Intisari-Online.com - Nyai pada masa kolonial kerap disandingkan dengan urusan dapur dan kasur yang berfungsi sebagai 'teman' bagi para pria Eropa kesepian.
Dalam novel-novel karya sastra kolonial, nyai dipergunakan sebagai lambang degenerasi, lambang peruntuhan masyarakat kolonial.
Nyai dianggap tidak beradab dan kerap kali mengalami diskriminasi rasial, dengan anggapan keturunan dari hasil hubungan dengan nyai menghasilkan degenerasi, atau runtuhnya keturunan bangsa Eropa yang luhur.
Pada era VOC berkuasa sejak tahun 1652, hanya para petinggi, pejabat, dan saudagar VOC penting yang diperbolehkan membawa istri ke Hindia-Belanda.

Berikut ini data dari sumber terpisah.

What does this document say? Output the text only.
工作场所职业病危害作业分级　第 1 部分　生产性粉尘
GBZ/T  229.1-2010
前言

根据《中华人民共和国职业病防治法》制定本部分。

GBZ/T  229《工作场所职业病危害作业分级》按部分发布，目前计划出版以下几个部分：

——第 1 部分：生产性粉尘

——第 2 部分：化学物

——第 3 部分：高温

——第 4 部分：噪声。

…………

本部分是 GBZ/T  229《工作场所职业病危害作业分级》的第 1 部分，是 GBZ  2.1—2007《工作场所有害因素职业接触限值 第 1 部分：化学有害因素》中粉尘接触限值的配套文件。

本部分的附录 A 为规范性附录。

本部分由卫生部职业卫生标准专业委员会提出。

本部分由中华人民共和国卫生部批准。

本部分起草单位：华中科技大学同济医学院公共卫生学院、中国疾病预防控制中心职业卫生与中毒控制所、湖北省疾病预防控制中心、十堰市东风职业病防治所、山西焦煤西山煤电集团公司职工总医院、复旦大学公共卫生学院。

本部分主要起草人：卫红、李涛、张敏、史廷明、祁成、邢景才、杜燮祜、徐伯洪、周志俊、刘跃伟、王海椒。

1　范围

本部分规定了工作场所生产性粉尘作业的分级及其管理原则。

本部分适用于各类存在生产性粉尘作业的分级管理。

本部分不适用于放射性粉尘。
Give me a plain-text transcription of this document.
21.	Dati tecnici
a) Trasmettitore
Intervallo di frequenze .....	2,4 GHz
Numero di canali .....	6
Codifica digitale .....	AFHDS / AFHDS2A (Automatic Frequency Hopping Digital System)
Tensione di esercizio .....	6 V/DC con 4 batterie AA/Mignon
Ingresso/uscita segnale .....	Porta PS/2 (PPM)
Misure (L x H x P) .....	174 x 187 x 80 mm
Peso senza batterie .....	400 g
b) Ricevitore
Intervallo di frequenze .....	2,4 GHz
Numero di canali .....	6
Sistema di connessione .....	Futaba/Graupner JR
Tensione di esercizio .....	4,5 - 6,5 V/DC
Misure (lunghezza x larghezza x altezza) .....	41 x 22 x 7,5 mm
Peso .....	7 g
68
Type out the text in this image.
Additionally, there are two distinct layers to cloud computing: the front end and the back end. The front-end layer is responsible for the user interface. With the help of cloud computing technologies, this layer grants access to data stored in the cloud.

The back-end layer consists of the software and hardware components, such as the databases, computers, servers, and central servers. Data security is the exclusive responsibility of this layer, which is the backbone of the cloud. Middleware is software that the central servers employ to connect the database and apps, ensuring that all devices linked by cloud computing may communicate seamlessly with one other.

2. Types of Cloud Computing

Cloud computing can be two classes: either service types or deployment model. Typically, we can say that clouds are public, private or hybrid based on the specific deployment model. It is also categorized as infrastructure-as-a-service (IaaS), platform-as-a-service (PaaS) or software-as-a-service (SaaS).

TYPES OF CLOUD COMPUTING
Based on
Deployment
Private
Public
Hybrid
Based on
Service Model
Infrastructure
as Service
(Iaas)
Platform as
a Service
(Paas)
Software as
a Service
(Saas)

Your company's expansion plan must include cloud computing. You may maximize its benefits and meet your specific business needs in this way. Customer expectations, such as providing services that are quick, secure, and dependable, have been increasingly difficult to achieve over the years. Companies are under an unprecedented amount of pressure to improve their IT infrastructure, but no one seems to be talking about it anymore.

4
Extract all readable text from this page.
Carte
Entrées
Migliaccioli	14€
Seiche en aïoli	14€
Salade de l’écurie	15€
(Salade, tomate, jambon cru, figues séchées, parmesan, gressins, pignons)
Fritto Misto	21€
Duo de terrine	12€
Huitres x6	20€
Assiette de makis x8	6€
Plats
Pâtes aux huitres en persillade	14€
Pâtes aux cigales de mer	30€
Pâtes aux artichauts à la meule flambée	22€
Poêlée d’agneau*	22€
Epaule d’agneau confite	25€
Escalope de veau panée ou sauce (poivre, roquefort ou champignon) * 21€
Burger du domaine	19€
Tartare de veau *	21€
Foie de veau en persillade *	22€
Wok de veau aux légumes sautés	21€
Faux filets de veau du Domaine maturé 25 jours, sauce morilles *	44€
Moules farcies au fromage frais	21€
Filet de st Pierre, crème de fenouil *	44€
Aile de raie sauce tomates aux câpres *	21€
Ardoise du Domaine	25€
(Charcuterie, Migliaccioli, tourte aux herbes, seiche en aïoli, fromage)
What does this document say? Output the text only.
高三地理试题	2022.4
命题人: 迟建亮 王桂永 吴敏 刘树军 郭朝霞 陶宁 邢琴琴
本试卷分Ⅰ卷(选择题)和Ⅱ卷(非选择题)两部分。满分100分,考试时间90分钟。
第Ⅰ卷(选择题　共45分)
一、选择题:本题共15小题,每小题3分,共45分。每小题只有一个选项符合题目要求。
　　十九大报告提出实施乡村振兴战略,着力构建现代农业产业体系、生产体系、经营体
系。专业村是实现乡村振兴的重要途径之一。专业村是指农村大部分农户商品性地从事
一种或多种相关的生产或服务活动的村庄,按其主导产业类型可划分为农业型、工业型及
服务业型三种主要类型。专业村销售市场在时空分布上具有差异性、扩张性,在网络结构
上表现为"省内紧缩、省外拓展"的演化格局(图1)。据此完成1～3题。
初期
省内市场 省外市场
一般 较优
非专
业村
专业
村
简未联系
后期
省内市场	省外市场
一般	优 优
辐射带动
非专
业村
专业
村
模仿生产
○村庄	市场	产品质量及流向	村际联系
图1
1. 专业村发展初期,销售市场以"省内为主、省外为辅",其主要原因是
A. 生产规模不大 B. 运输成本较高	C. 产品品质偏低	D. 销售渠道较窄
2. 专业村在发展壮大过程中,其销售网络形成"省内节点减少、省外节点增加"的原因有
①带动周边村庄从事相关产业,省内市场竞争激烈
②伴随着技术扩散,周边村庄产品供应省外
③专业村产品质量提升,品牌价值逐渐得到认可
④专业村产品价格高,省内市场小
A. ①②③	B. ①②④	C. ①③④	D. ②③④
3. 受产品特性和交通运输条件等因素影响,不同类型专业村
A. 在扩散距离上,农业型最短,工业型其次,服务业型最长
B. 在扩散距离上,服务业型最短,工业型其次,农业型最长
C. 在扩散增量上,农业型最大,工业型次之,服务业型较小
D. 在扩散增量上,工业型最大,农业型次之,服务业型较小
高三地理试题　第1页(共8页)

Pembatasan kebijakan tersebut dikeluarkan oleh pemerintah Hindia-Belanda, dengan dalih bahwa keberadaan para wanita Belanda di Hindia-Belanda akan semakin menyulitkan kondisi keuangan dan perekonomian para pegawai Belanda.
Kebijakan tersebut kemudian berdampak pada dimulainya era nyai di Hindia-Belanda, dimana para pegawai Belanda dapat memilih wanita Jawa untuk dijadikan gundik, sebagai pelayannya di rumah.
Hal tersebut menggugah Ferdinand Wiggers untuk menulis tentang kisah seorang Belanda yang benar-benar jatuh cinta kepada gadis Jawa, Isah.
Tatapannya kepada Isah, menyiratkan bahwa Verkerk benar-benar kesengsem dengan gadis manis Jawa itu.
Nampaknya Verkerk benar jatuh hati, bukan karena untuk dijadikan gundiknya, tapi cinta yang sebenarnya.
Novel percintaan antara Paul Verkerk dengan Nyai Isah adalah suguhan lain tentang kisah Nyai di era Hindia-Belanda.
Novel berjudul Tjerita Njai Isah digubah oleh Ferdinand Wiggers, penulis yang mahir membuat diksi-diksi berbahasa melayu, pada tahun 1904.
Ia menuliskan kisah dari percintaan beda ras dan etnis, antara seorang Belanda dengan pribumi Jawa.
Wiggers menuliskan, awal mula percintaan dimulai pada saat Verkerk bertemu dengan Isah.